Design and Validation of a Scale-Adaptive Filtering Technique for LRN Turbulence Modeling of Unsteady Flow
Artikel i vetenskaplig tidskrift, 2008
An adaptive low-pass filtering procedure for the modeled turbulent length and time scales is derived and applied to Wilcox' original low reynolds number k-omega turbulence model. It is shown that the method is suitable for complex industrial unsteady flows in cases where full large eddy simulations (LESs) are unfeasible. During the simulation, the modeled length and time scales are compared to what can potentially be resolved by the computational grid and time step. If the modeled scales are larger than the resolvable scales, the resolvable scales will replace the modeled scales in the formulation of the eddy viscosity. The filtered k-omega model is implemented in an in-house computational fluid dynamics (CFD) code, and numerical simulations have been made of strongly swirling flow through a sudden expansion. The new model surpasses the original model in predicting unsteady effects and producing accurate time-averaged results.

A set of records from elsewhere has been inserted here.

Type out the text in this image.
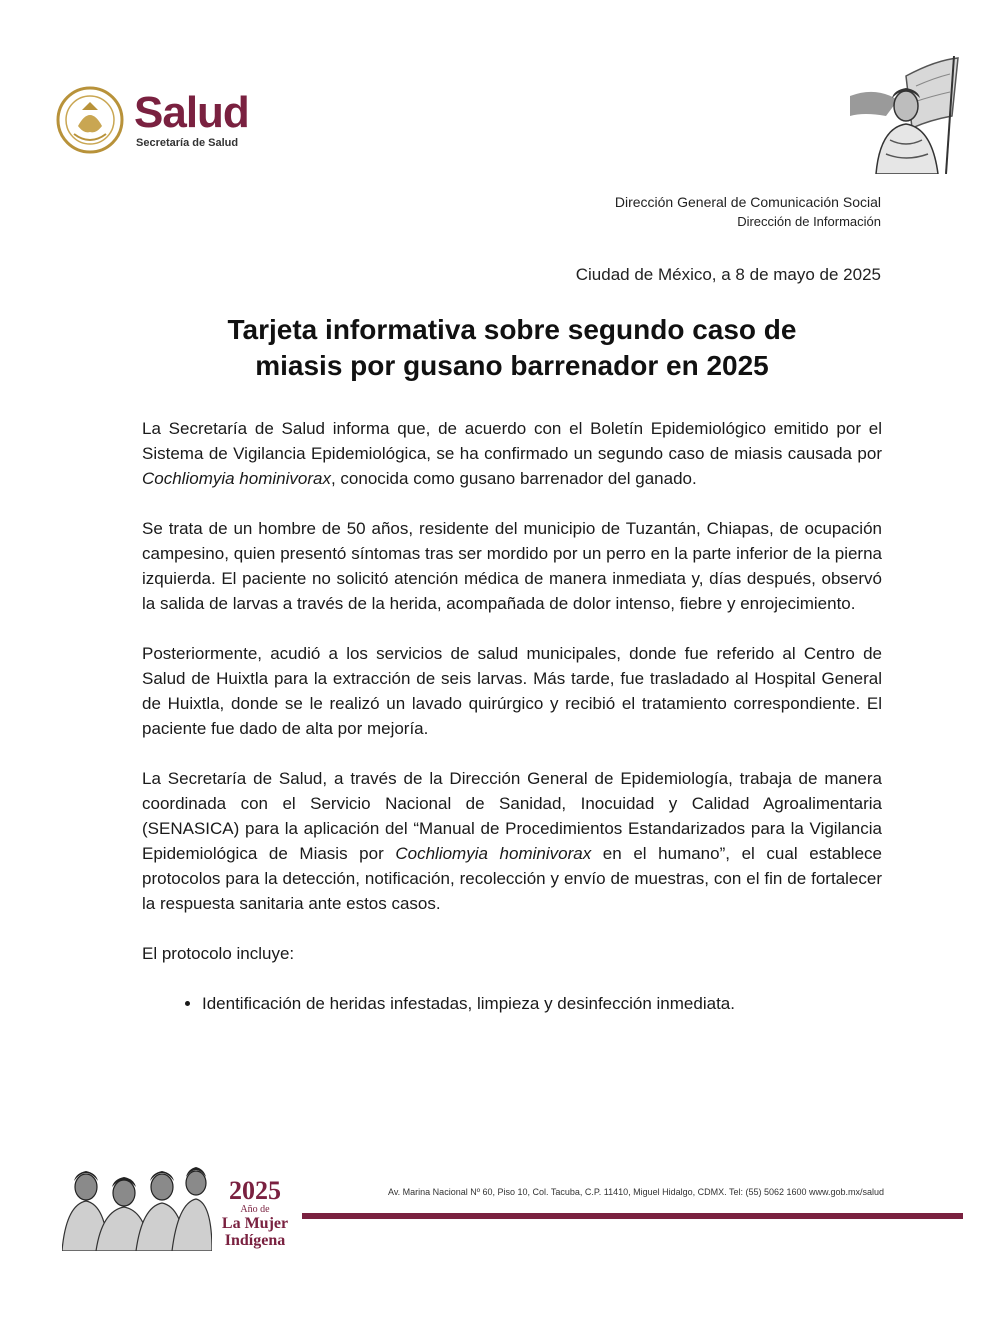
Salud
Secretaría de Salud
Dirección General de Comunicación Social
Dirección de Información
Ciudad de México, a 8 de mayo de 2025
Tarjeta informativa sobre segundo caso de
miasis por gusano barrenador en 2025

La Secretaría de Salud informa que, de acuerdo con el Boletín Epidemiológico emitido por el Sistema de Vigilancia Epidemiológica, se ha confirmado un segundo caso de miasis causada por Cochliomyia hominivorax, conocida como gusano barrenador del ganado.

Se trata de un hombre de 50 años, residente del municipio de Tuzantán, Chiapas, de ocupación campesino, quien presentó síntomas tras ser mordido por un perro en la parte inferior de la pierna izquierda. El paciente no solicitó atención médica de manera inmediata y, días después, observó la salida de larvas a través de la herida, acompañada de dolor intenso, fiebre y enrojecimiento.

Posteriormente, acudió a los servicios de salud municipales, donde fue referido al Centro de Salud de Huixtla para la extracción de seis larvas. Más tarde, fue trasladado al Hospital General de Huixtla, donde se le realizó un lavado quirúrgico y recibió el tratamiento correspondiente. El paciente fue dado de alta por mejoría.

La Secretaría de Salud, a través de la Dirección General de Epidemiología, trabaja de manera coordinada con el Servicio Nacional de Sanidad, Inocuidad y Calidad Agroalimentaria (SENASICA) para la aplicación del “Manual de Procedimientos Estandarizados para la Vigilancia Epidemiológica de Miasis por Cochliomyia hominivorax en el humano”, el cual establece protocolos para la detección, notificación, recolección y envío de muestras, con el fin de fortalecer la respuesta sanitaria ante estos casos.

El protocolo incluye:

• Identificación de heridas infestadas, limpieza y desinfección inmediata.
2025
Año de
La Mujer
Indígena
Av. Marina Nacional Nº 60, Piso 10, Col. Tacuba, C.P. 11410, Miguel Hidalgo, CDMX. Tel: (55) 5062 1600 www.gob.mx/salud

It is shown to be superior to the wall-adpating local eddy-viscosity (WALE) model on the computational grids considered here, since the turbulence may not be sufficiently resolved for an accurate LES. Because of the adaptive formulation, the filtered k-omega model has the potential to be successfully used in any engineering case where an LES is unfeasible and a Reynolds (ensemble) averaged Navier–Stokes simulation is insufficient.